D. Impact on museum publications aimed at the general public

The British Museum `popular' book Icons 2007 (aimed at the general public rather than specialists — source 3) omits the hitherto blanket assertion that icons were windows to the holy from the beginning, and instead adopts the new interpretation developed in Brubaker (Brubaker 1989; R1 and R2) that this was part of a historical process that peaked in the late seventh century. There are no footnotes in this booklet, but the recommended reading (p. 138) omits the hitherto classic article espousing the `old' interpretation (E Kitzinger 1954: `The cult of images in the age before Iconoclasm', Dumbarton Oaks Papers 8 , 85-150) and instead lists Brubaker and Haldon 2001 (R2).

E. Impact on the history curriculum in Italian HEIs

Brubaker 2012 (R4) — the short version of Brubaker and Haldon 2011 — was translated into Italian by Viella, a press specialising in history publications.

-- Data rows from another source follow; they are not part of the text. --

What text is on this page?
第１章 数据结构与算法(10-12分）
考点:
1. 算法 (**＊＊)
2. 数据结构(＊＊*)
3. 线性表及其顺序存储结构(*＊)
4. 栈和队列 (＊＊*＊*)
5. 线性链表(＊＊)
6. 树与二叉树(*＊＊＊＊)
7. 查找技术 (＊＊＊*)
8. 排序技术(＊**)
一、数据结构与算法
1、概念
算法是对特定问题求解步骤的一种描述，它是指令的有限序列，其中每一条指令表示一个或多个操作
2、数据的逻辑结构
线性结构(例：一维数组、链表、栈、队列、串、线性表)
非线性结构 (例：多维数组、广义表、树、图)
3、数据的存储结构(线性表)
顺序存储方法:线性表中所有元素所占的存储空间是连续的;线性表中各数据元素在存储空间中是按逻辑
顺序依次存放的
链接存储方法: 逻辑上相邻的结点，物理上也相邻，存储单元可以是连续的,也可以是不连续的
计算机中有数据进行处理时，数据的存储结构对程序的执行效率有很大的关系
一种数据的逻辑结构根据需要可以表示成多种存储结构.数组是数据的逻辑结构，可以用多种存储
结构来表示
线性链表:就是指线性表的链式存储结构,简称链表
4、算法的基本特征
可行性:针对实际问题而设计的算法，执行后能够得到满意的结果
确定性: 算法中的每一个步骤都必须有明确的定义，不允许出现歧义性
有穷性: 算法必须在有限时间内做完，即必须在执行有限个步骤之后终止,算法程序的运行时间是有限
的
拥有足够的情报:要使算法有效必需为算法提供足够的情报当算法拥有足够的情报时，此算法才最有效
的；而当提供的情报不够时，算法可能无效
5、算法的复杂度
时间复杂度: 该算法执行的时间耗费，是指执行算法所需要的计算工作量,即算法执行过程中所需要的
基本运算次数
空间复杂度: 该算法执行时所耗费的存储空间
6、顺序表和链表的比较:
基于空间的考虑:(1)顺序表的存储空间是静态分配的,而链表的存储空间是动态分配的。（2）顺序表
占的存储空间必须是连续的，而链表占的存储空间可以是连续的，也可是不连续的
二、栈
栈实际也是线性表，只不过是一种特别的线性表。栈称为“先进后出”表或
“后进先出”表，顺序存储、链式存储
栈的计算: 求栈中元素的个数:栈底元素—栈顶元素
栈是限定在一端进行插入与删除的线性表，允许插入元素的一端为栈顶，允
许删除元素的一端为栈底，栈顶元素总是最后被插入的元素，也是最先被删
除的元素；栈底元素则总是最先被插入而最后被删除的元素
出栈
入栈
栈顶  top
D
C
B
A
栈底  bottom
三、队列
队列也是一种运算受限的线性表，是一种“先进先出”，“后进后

Cecilia Palombelli, director of the press, explained: `We are translating Professor Brubaker's Inventing Byzantine Iconoclasm due to requests for an introductory book about Byzantine iconoclasm by colleagues at five universities to use as a set text for their medieval history courses.... We expect that other universities will also pick this up, and our experience is that there is a wide public interest in Italy for books of this kind. Professor Brubaker is of course well known to all Byzantinists in Italy, and they are anxious to have her research available for their students' (source 4).

Sources to corroborate the impact

[1] Extract from Striking Images (Ashgate 2013), available from HEI on request.

[2] Factual statement provided by Acting Director, Birmingham Museums Trust.

[3] Icons (The British Museum, 2007), available from HEI on request.

[4] Factual statement provided by director of Viella, the Italian publishers responsible for the Italian translation of Brubaker 2012 (an English translation appears above).